À toi qui rêvais d’un « Ailleurs », celui que tu fuyais peut-être, l’endroit où tu as laissé une partie de toi, là où tes émotions ont jailli, t’ont rempli, t’ont rendu vivant et mort à la fois. Tu connais le prix à payer de la désertion, tu anticipes les réactions de tes proches, mais tu as un besoin viscéral de retourner vers la forêt. Mort ? Vif ? Quelle importance, tu es à la fois l’un et l’autre ! Une partie de toi respire toujours, l’autre est en train de pourrir. Tu es un survivant en sursis qui se tait. « Je veux pas faire croire que je suis insensible et toutes ces conneries. Mais j’ai pas le droit de me laisser aller, les mecs, ils vont avoir besoin de moi.

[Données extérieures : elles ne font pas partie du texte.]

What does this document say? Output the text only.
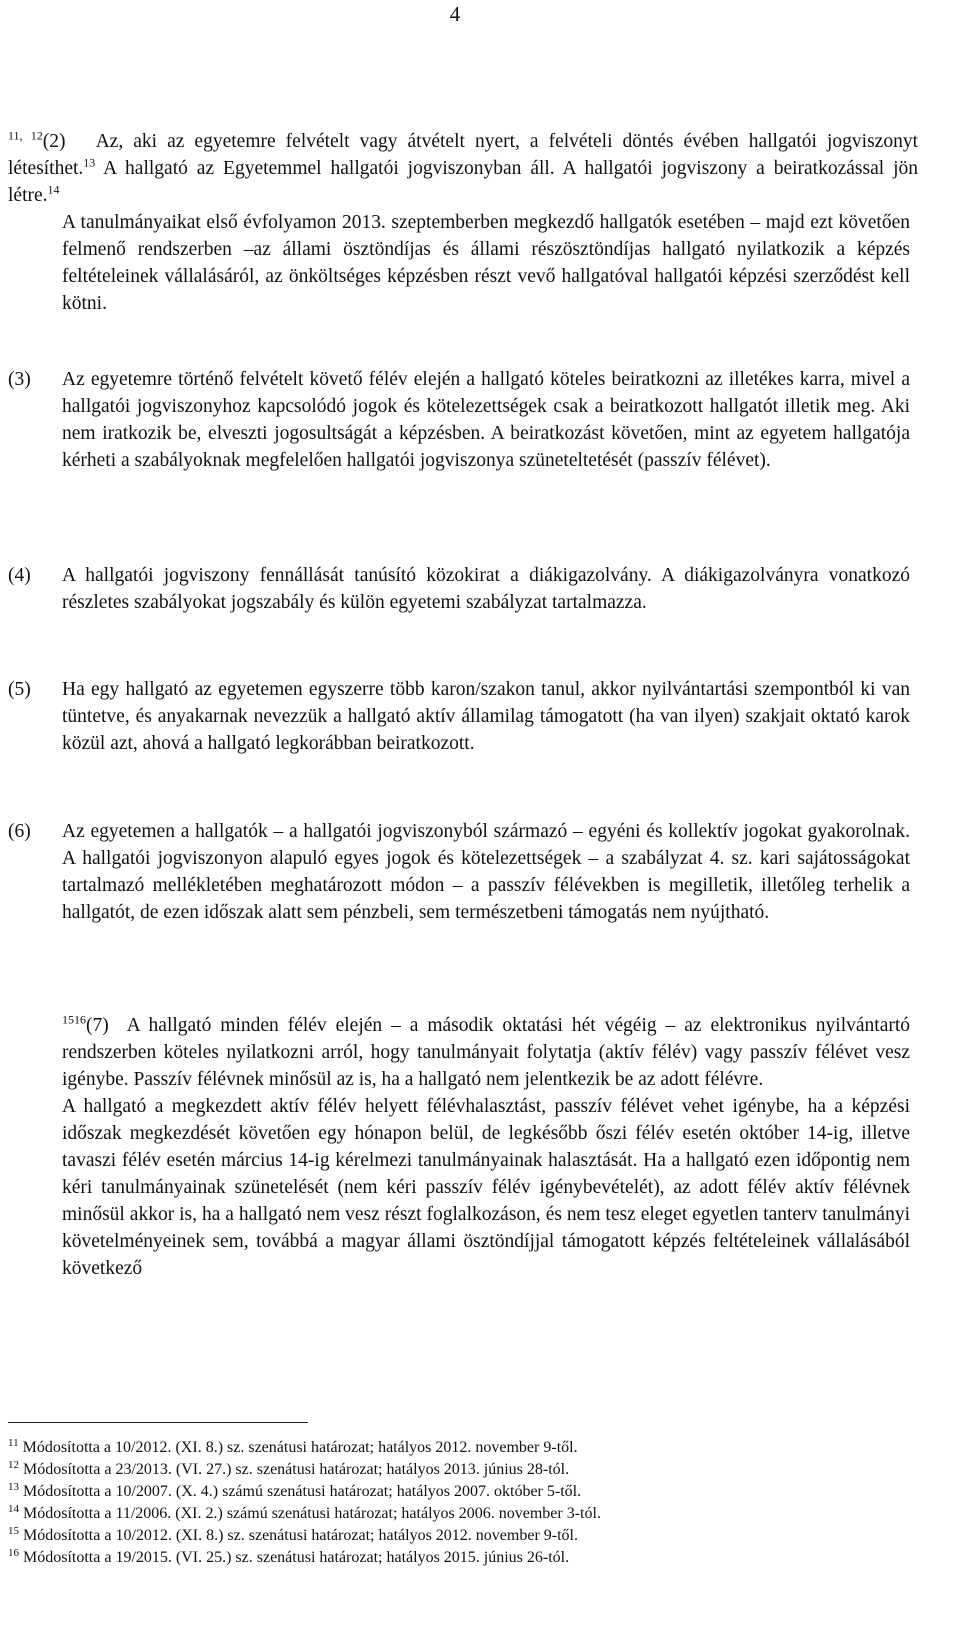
4

$^{11, 12}$(2) Az, aki az egyetemre felvételt vagy átvételt nyert, a felvételi döntés évében hallgatói jogviszonyt létesíthet.$^{13}$ A hallgató az Egyetemmel hallgatói jogviszonyban áll. A hallgatói jogviszony a beiratkozással jön létre.$^{14}$

A tanulmányaikat első évfolyamon 2013. szeptemberben megkezdő hallgatók esetében – majd ezt követően felmenő rendszerben –az állami ösztöndíjas és állami részösztöndíjas hallgató nyilatkozik a képzés feltételeinek vállalásáról, az önköltséges képzésben részt vevő hallgatóval hallgatói képzési szerződést kell kötni.

(3)	Az egyetemre történő felvételt követő félév elején a hallgató köteles beiratkozni az illetékes karra, mivel a hallgatói jogviszonyhoz kapcsolódó jogok és kötelezettségek csak a beiratkozott hallgatót illetik meg. Aki nem iratkozik be, elveszti jogosultságát a képzésben. A beiratkozást követően, mint az egyetem hallgatója kérheti a szabályoknak megfelelően hallgatói jogviszonya szüneteltetését (passzív félévet).

(4)	A hallgatói jogviszony fennállását tanúsító közokirat a diákigazolvány. A diákigazolványra vonatkozó részletes szabályokat jogszabály és külön egyetemi szabályzat tartalmazza.

(5)	Ha egy hallgató az egyetemen egyszerre több karon/szakon tanul, akkor nyilvántartási szempontból ki van tüntetve, és anyakarnak nevezzük a hallgató aktív államilag támogatott (ha van ilyen) szakjait oktató karok közül azt, ahová a hallgató legkorábban beiratkozott.

(6)	Az egyetemen a hallgatók – a hallgatói jogviszonyból származó – egyéni és kollektív jogokat gyakorolnak. A hallgatói jogviszonyon alapuló egyes jogok és kötelezettségek – a szabályzat 4. sz. kari sajátosságokat tartalmazó mellékletében meghatározott módon – a passzív félévekben is megilletik, illetőleg terhelik a hallgatót, de ezen időszak alatt sem pénzbeli, sem természetbeni támogatás nem nyújtható.

$^{1516}$(7) A hallgató minden félév elején – a második oktatási hét végéig – az elektronikus nyilvántartó rendszerben köteles nyilatkozni arról, hogy tanulmányait folytatja (aktív félév) vagy passzív félévet vesz igénybe. Passzív félévnek minősül az is, ha a hallgató nem jelentkezik be az adott félévre.

A hallgató a megkezdett aktív félév helyett félévhalasztást, passzív félévet vehet igénybe, ha a képzési időszak megkezdését követően egy hónapon belül, de legkésőbb őszi félév esetén október 14-ig, illetve tavaszi félév esetén március 14-ig kérelmezi tanulmányainak halasztását. Ha a hallgató ezen időpontig nem kéri tanulmányainak szünetelését (nem kéri passzív félév igénybevételét), az adott félév aktív félévnek minősül akkor is, ha a hallgató nem vesz részt foglalkozáson, és nem tesz eleget egyetlen tanterv tanulmányi követelményeinek sem, továbbá a magyar állami ösztöndíjjal támogatott képzés feltételeinek vállalásából következő

$^{11}$ Módosította a 10/2012. (XI. 8.) sz. szenátusi határozat; hatályos 2012. november 9-től.
$^{12}$ Módosította a 23/2013. (VI. 27.) sz. szenátusi határozat; hatályos 2013. június 28-tól.
$^{13}$ Módosította a 10/2007. (X. 4.) számú szenátusi határozat; hatályos 2007. október 5-től.
$^{14}$ Módosította a 11/2006. (XI. 2.) számú szenátusi határozat; hatályos 2006. november 3-tól.
$^{15}$ Módosította a 10/2012. (XI. 8.) sz. szenátusi határozat; hatályos 2012. november 9-től.
$^{16}$ Módosította a 19/2015. (VI. 25.) sz. szenátusi határozat; hatályos 2015. június 26-tól.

Il faut que je tienne la route pour eux, et pour la section. » Toi, tu as pensé d’abord aux autres, jamais à toi. Tu as enfoui tes regrets et ta culpabilité sous ta cuirasse de militaire. Tu sais que tu as commis une erreur, tu viens réparer les silences et trouver le repos. 

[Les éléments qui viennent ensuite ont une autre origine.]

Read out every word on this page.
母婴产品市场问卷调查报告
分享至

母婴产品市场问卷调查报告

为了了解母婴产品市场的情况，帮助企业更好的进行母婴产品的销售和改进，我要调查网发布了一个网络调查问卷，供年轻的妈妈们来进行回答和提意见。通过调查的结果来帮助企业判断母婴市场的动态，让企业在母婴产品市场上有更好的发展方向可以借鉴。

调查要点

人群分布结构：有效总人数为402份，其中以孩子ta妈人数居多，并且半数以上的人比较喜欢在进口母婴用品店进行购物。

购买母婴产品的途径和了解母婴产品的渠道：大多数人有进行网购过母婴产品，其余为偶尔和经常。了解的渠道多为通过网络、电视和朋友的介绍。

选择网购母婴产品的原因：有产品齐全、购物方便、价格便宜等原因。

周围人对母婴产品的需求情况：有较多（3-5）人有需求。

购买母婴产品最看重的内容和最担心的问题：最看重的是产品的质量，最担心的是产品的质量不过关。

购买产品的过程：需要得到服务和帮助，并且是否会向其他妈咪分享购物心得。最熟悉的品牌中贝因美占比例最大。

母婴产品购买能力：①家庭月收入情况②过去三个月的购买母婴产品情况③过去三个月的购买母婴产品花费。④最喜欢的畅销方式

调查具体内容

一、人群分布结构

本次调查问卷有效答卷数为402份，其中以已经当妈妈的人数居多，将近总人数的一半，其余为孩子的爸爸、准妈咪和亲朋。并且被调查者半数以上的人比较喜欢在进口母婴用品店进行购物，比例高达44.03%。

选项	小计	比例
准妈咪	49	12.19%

« Ceux qui restent » est un roman d’une émotion rare. Il vient chercher ce qui lamine le cœur des hommes. Et des femmes aussi. Quand chacun a fait son devoir, ceux qui partent et ceux qui restent doivent s’apprivoiser, tenter de revivre ensemble en acceptant les silences, les secrets, et les attitudes étranges. « Stéphane parlait peu, écrivait moins encore, mais il savait être chaleureux même en ne disant rien. Ils s’aimaient toujours, sans passion mais avec la certitude tranquille que c’était bien lui pour elle et elle pour lui, que le destin ne s’était pas trompé, avec une tendresse émoussée comme un vieux canif qu’il ne serait pas question de jeter. » Les hommes se taisent. Les femmes savent. Chacun reste à sa place sans franchir la ligne imaginaire du vécu et des émotions. « Ceux qui restent » est à fois sombre et lumineux, tendre et impitoyable, mais reste terriblement humain. L’écriture pudique de Jean Michelin brille par son réalisme et sa douceur. Parfois, les mots ne sont pas écrits, et pourtant, ils surgissent entre chaque ligne. Remarquable !

7 réflexions sur “CEUX QUI RESTENT, Jean Michelin – Héloïse d’Ormesson, sortie le 18 août 2022.

  1. laplumedelulu dit :

    Oh cette chronique, Aude 😍 Tu m’as filé la chair de poule. Merci à toi 🙏❤️

    1. Aude Bouquine dit :

      Demande à papa Noël 😉

      1. laplumedelulu dit :

        Il est bigleux et sourd le mien. 🤣 C’est bien ma veine.

  2. Yvan dit :

    voilà un bel enthousiasme, j’avais hésité à l’acheter justement !

    1. Aude Bouquine dit :

      Vraiment très bon et très émouvant !

  3. Warlop dit :

    Tu m’as donné les frissons. Tu as tellement résumé magnifiquement et avec beaucoup d’émotions le devoir de ceux qui partent et de celles qui restent. Je comprends la couverture et tes mots m’ont transpercée et convaincue

    1. Aude Bouquine dit :

      Je me faisais la réflexion hier soir : ce livre peut se comprendre même dans d’autres domaines que celui de l’armée. Sauf que ces hommes là risquent leurs vies, ce qui fait en soi une énorme différence. Mais l’auteur a su me parler à moi aussi, qui ne suis pas femme de militaire. Je le répète : ce livre est pour toi, j’en suis absolument persuadée.